Er kündigte den Menschen an, dass sie schon im kommenden Jahr freie Wahlen haben werden und sicherte ihnen Solidarität und Unterstützung auf dem schwierigen Weg in eine bessere Zukunft von der Bundesrepublik Deutschland zu. Man werde die Landsleute nicht im Stich lassen. Als der Kanzler ihnen die sich dadurch eröffenden Perspektiven aufzeigte, entstand, so Kohl, eine unbeschreibliche Begeisterung. Kohl bekannte, sein Ziel bleibe, „wenn die geschichtliche Stunde es zuläßt, die Einheit unserer Nation“, vor der sich unsere Nachbarn nicht zu fürchten bräuchten. Er erinnerte an das anstehende Weihnachtsfest, das Fest des Friedens, der Familie, der Freunde; „Gerade in diesen Tagen“, so Kohl, „empfinden wir uns in Deutschland wieder als eine deutsche Familie“. Er erinnerte auch an die vielen Bilder des freudigen Wiedersehens in den vergangenen Monaten, und er dankte allen, die diese Entwicklung möglich gemacht hatten. Von Dresden aus grüßte er „alle unsere Landsleute in der DDR und in der Bundesrepublik Deutschland.“ Kohl beendete seine Rede unter tosendem Applaus mit „Gott segne unser deutsches Vaterland!“
Nie erloschenes Zusammengehörigkeitsgefühl
Es war eine selten emotionale, mitreißende, und doch, wie Kohl sagte, überhaupt nicht fanatische Stimmung, eine Stimmung, die noch heute Gänsehaut erzeugt, wenn man sich die Filmaufnahmen von damals anschaut. Vor allem, wenn man bedenkt, dass dieser Jubel nicht von oben befohlen und gelenkt war und dass auch Feiern in der Bundesrepublik Deutschland niemals eine vergleichbare Atmosphäre hatten erzeugen können; und es war zugleich eine Atmosphäre, die keinerlei Aggressionen hervorrief. Vielmehr blieben die Menschen bei aller Begeisterung sehr besonnen. Kohl selbst gestand, sehr ergriffen gewesen zu sein und Mühe gehabt zu haben, seine Rede zu beenden. Die Menschen, die ihm zuhörten, ließen in ihr Herz schauen, eine unfassbare Freude war in ihre Gesichter geschrieben. Eine ältere Frau stieg nach der Rede des Kanzlers auf das Podium, umarmte Kohl, konnte ihre Tränen nicht zurückhalten und sagte mit leiser Stimme in das noch nicht ausgeschaltete Mikrofon, so dass es jeder auf dem Platz mithören konnte: „Wir alle danken Ihnen!“ Am nächsten Tag wird der Kanzler dann von einer jubelnden Menschenmenge aus Dresden verabschiedet.
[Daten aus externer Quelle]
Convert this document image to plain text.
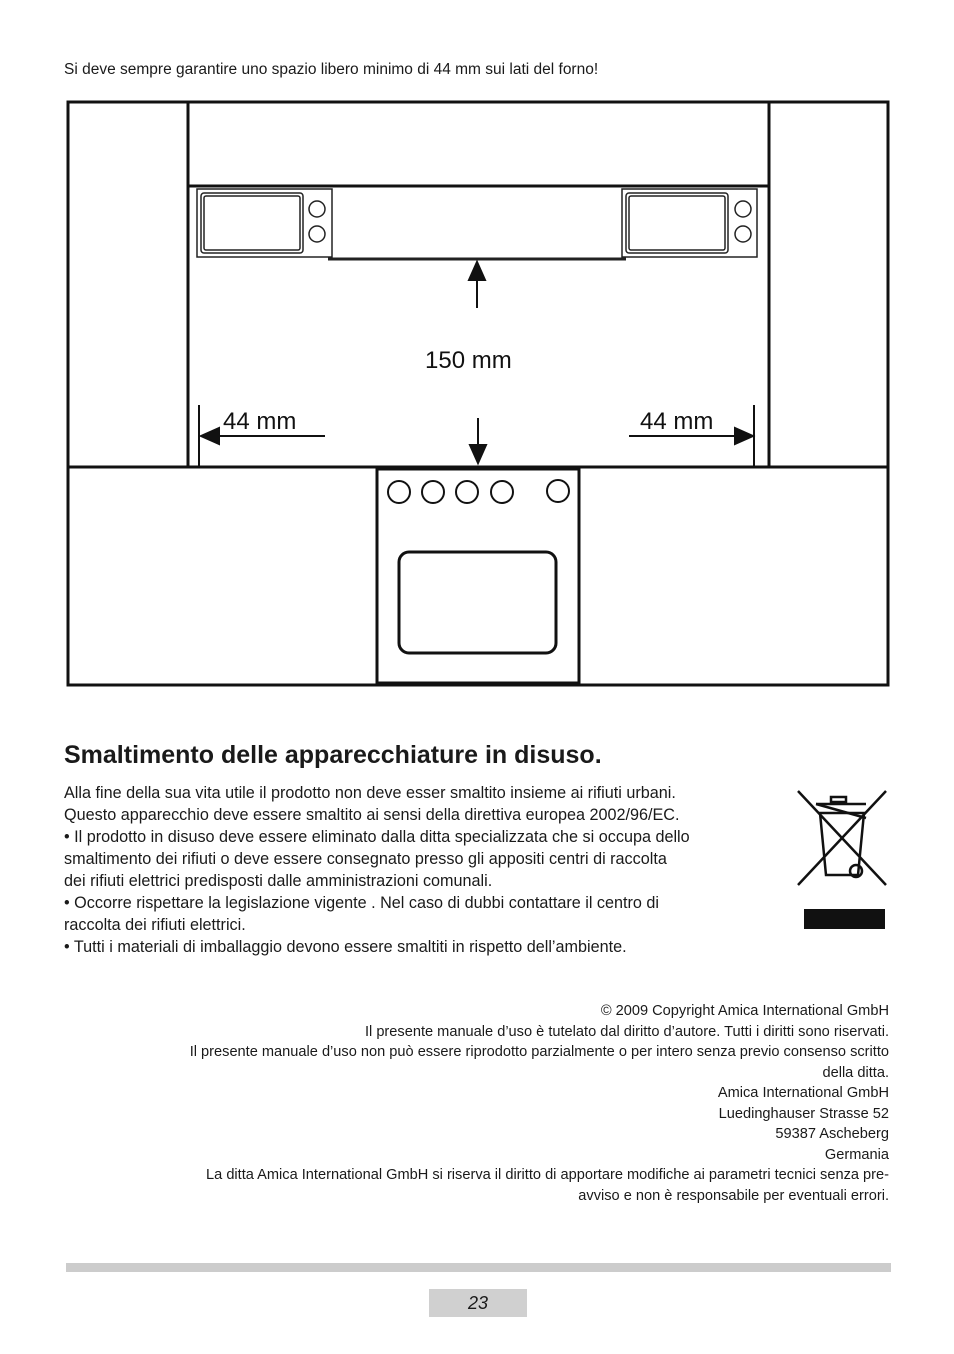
Si deve sempre garantire uno spazio libero minimo di 44 mm sui lati del forno!
150 mm
44 mm	44 mm
Smaltimento delle apparecchiature in disuso.

Alla fine della sua vita utile il prodotto non deve esser smaltito insieme ai rifiuti urbani.

Questo apparecchio deve essere smaltito ai sensi della direttiva europea 2002/96/EC.

• Il prodotto in disuso deve essere eliminato dalla ditta specializzata che si occupa dello

smaltimento dei rifiuti o deve essere consegnato presso gli appositi centri di raccolta

dei rifiuti elettrici predisposti dalle amministrazioni comunali.

• Occorre rispettare la legislazione vigente . Nel caso di dubbi contattare il centro di

raccolta dei rifiuti elettrici.

• Tutti i materiali di imballaggio devono essere smaltiti in rispetto dell’ambiente.

© 2009 Copyright Amica International GmbH

Il presente manuale d’uso è tutelato dal diritto d’autore. Tutti i diritti sono riservati.

Il presente manuale d’uso non può essere riprodotto parzialmente o per intero senza previo consenso scritto

della ditta.

Amica International GmbH

Luedinghauser Strasse 52

59387 Ascheberg

Germania

La ditta Amica International GmbH si riserva il diritto di apportare modifiche ai parametri tecnici senza pre-

avviso e non è responsabile per eventuali errori.

23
Im Dezember erhält der Kanzler mehrere tausend Briefe allein aus dem östlichen Teil Deutschlands, darunter auch ein Fotoalbum eines jungen Dresdners mit Schnappschüssen von Kohls Besuch, über das der Kanzler dann auf das oben genannte Transparent aufmerksam wurde. Er bedankte sich bei dem jungen Mann für das „liebevoll gestaltete Fotoalbum“, das auch wegen der darin dokumentierten Plakate so interessant sei, denn er, Kohl, habe gar nicht die Möglichkeit gehabt, sie alle während seines Besuch zu lesen.
Jedenfalls darf man in der Begeisterung der Menschen und in den vielen Briefen getrost ein bewegendes Dokument für das nie erloschene Zusammengehörigkeitsgefühl der Deutschen trotz der über vierzigjährigen Teilung ihres Landes sehen. Und einen Beweis dafür, dass Kohl in jenen Tagen im besten Sinne ein „Elefant im Porzellanladen“ war: Elefanten sind nämlich sehr sensible Tiere und so gar nicht das, was man mit diesem Spruch eigentlich ausdrücken will, nämlich, dass sie alles blindwütig niedertrampeln würden. Kohl hatte kein Porzellan zerschlagen. Er hatte vielmehr das Kunststück fertiggebracht, es heil durch turbulente Zeiten zu bringen, die einer hoffungsvollen Aufbruchsstimmung wichen.
Quellen:
- Bundeskanzler Helmut Kohl: Reden und Erklärungen zur Deutschlandpolitik. Presse- und Informationsamt der Bundesregierung, Februar 1990, Seite 138ff.
- Helmut Kohl: „Ich wollte Deutschlands Einheit“, Propyläen, Berlin, 1996, Seite 213ff.